Haddenham Museum
- Established: November 1998
- Location: The Old Schoolroom, Haddenham, Buckinghamshire, England
- Type: Private, Local History and Rural Life Museum

= Haddenham Museum =

Haddenham Museum is based in Haddenham, Buckinghamshire, England. The museum, which is run by volunteers, first opened in 1998, and is housed in the Old Schoolroom of the Methodist chapel in the centre of the village. The museum was established to collect and preserve historical information and artefacts about the village and its collection includes both household and industrial items as well as farming implements, photographs and documents relating to the domestic and rural life of the village of Haddenham.

==Opening Times and Directions==
The museum is normally open from March to December, on Tuesday mornings from 10 to 12am and Sunday afternoons from 2 to 4-30pm and is located behind the Methodist Chapel in the High Street, nearest postcode is HP17 8ES. For 2020 opening times have been reduced to Sundays only, from 2 until 4pm.

==History==
The idea for a museum resulted from an exhibition held in November 1988. The enthusiasm shown by local people who loaned historic items for, or attended, the exhibition indicated that a museum would be a popular venture. Following an inaugural public meeting in June 1998 and having secured a lease with the Methodist Church, the museum opened in the chapel's Old Schoolroom on 1 November 1998. On 1 November 2008 the museum celebrated its 10th anniversary which included a display of vintage vehicles and costumed members of the Haddenham Players adding an historic falour to the event.

==Collection and activities==
The museum's focus is on domestic, industrial and rural life. To further its aims the museum collects information, photographs and artefacts‘the buildings and lands, the inhabitants and their livelihoods, the tools of their trades, stories and events that make up the history of the village’. The museum arranges special exhibitions every few months and supports schools and community groups by giving talks and tours. Also, the Museum publishes a yearly book, part of a series called the Haddenham Chronicles, written by locals from in or around the village. Member of the Museum receive a monthly newsletter, containing news about the Museum and interesting columns.

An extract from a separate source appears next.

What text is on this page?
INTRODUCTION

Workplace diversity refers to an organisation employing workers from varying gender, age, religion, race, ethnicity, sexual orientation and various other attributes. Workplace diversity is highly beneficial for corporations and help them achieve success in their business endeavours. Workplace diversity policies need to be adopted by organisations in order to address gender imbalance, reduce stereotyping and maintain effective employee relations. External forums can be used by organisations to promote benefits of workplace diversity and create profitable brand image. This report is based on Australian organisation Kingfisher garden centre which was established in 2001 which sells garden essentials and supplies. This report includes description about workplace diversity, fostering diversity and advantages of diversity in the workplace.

==Management and funding==
The museum, which is a registered charity, is overseen by a board of ten trustees. The President of the museum, who officially opened it, is the actor Bruce Alexander. There is a committee and stewards with responsibility for looking after the museum's collection and its activities. Everyone involved are volunteers. The Trust's aim is that the museum should become a centre of information for the benefit of the whole community. The museum is funded through fund-raising events and by public subscription. Membership is £5pa adults and £1pa for children. The museum is currently open on Tuesday mornings and Sunday afternoon.